Daher verwundert es wenig, dass Schwimmer und Läufer besonders von Hautpilzen bedroht sind. Eine internationale Statistik verglich die Häufigkeit von Fußpilzen: Am niedrigsten war die Infektionsrate mit 1,4% in Indien, wo man gewöhnlich ohne Schuhwerk auskommt, am höchsten bei Bergleuten und Schwimmern (63%), weil sie sich in feuchtwarmer Umgebung aufhalten. Auch Gärtner und Landwirte sind gefährdet, weil die Haustiere und Pflanzen von Pilzen besiedelt sein können, die auch Menschen befallen. Der häufigste Übertragungsweg führt von Mensch zu Mensch über infizierte Hautschuppen. Wie kann man den besonders hartnäckigen Fußpilz erfolgreich behandeln?

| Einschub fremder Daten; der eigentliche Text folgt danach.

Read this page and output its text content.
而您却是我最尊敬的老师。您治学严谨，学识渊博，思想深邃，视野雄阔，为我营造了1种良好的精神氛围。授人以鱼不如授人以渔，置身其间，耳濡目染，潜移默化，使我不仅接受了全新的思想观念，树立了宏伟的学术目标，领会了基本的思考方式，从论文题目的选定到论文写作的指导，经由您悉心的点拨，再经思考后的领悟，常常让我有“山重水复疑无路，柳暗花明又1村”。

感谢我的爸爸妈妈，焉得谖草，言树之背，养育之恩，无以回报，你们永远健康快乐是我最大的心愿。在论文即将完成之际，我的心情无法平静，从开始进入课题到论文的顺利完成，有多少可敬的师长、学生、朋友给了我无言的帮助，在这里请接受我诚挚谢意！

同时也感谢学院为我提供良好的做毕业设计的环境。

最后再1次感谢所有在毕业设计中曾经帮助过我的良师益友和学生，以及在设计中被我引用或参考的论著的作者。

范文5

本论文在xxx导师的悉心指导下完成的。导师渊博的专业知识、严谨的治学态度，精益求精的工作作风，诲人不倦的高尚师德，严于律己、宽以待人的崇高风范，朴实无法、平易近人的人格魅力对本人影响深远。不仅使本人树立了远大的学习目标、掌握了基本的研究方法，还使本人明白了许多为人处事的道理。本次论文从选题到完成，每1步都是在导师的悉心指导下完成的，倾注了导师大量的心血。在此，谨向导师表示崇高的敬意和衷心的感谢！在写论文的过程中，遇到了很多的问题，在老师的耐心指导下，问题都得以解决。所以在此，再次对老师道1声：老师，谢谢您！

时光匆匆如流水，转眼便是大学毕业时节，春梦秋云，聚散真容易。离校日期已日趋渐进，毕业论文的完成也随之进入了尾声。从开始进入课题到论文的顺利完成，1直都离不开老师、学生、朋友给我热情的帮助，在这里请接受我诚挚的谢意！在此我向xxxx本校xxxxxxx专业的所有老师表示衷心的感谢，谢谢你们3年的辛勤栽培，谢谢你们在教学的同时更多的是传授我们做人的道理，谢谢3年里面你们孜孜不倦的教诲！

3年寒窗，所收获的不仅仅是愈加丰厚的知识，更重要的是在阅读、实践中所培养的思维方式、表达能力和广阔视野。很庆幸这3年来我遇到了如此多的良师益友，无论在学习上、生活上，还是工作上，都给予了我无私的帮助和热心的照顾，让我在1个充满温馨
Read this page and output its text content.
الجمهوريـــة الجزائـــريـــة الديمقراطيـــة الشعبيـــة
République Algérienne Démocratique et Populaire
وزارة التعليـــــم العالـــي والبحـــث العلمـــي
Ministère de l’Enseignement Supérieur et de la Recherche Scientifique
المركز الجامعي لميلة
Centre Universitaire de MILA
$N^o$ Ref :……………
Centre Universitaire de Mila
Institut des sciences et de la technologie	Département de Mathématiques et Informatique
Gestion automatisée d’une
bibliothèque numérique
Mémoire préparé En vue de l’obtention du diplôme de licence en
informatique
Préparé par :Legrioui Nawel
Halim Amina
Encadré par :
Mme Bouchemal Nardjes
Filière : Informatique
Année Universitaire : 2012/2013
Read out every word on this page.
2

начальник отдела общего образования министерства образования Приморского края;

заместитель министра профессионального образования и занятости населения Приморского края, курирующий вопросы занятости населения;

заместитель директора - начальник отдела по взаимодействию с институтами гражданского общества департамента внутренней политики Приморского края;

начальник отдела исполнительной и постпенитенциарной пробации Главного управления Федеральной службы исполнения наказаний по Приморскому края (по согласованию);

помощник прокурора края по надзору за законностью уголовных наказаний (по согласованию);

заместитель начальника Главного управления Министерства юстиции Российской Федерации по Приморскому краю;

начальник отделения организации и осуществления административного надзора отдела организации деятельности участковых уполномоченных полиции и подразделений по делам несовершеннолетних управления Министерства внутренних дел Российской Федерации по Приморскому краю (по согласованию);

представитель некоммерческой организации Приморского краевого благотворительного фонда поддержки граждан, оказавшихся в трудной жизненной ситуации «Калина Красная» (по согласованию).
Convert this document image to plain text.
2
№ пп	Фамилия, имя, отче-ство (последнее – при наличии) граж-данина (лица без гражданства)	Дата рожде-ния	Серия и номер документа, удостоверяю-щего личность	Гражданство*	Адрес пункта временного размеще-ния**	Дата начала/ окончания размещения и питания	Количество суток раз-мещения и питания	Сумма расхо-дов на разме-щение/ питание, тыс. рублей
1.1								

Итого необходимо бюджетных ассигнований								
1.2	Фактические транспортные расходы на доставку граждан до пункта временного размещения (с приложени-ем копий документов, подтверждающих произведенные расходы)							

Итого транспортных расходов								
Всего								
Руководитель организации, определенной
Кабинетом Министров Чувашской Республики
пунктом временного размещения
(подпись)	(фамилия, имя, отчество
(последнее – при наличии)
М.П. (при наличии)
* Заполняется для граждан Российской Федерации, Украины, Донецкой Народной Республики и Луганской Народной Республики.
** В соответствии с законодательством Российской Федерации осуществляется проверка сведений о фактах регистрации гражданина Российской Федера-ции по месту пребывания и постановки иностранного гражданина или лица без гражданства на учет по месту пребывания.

Tipp: Zu den wichtigsten Vorbeugungsmaßnahmen
gehören das Trockenhalten der Zehenzwischenräume und das Tragen von Schuhen in
Bädern, Thermen und Hotels mit Teppichböden. Erwachsene neigen zu Fußpilz,
Kinder zu Kopfpilz. Zu 90% stammen die übertragenen Kopfpilze von Haustieren wie
Katze, Meerschweinchen und Hamster. Während bei einem Fußpilz 2 bis 4 Wochen
Behandlung mit pilzhemmenden Cremen, Gelen oder Sprays ausreicht, soll ein
Kopfpilz zusätzlich noch mit Tabletten bekämpft werden. Nur so kann der
pilztötende Wirkstoff auch die infizierten Haarwurzeln erreichen. Am
hartnäckigsten gestaltet sich die Behandlung der Nagelmykosen, vor allem an den
Zehennägeln. Hier soll das ganze therapeutische Arsenal zum Einsatz kommen, also
die verletzungsfreie Entfernung der infizierten Nagelplatte durch
Feilen oder 40% Harnstoff;
das Auftragen von
antimykotischen Nagellacken und
das Schlucken
entsprechend wirksamer Pilzmittel in Tablettenform.
Da Nägel nur sehr langsam wachsen, braucht es Geduld – mit mehreren Monaten bis zu einem Jahr Behandlungsdauer muss man leider rechnen.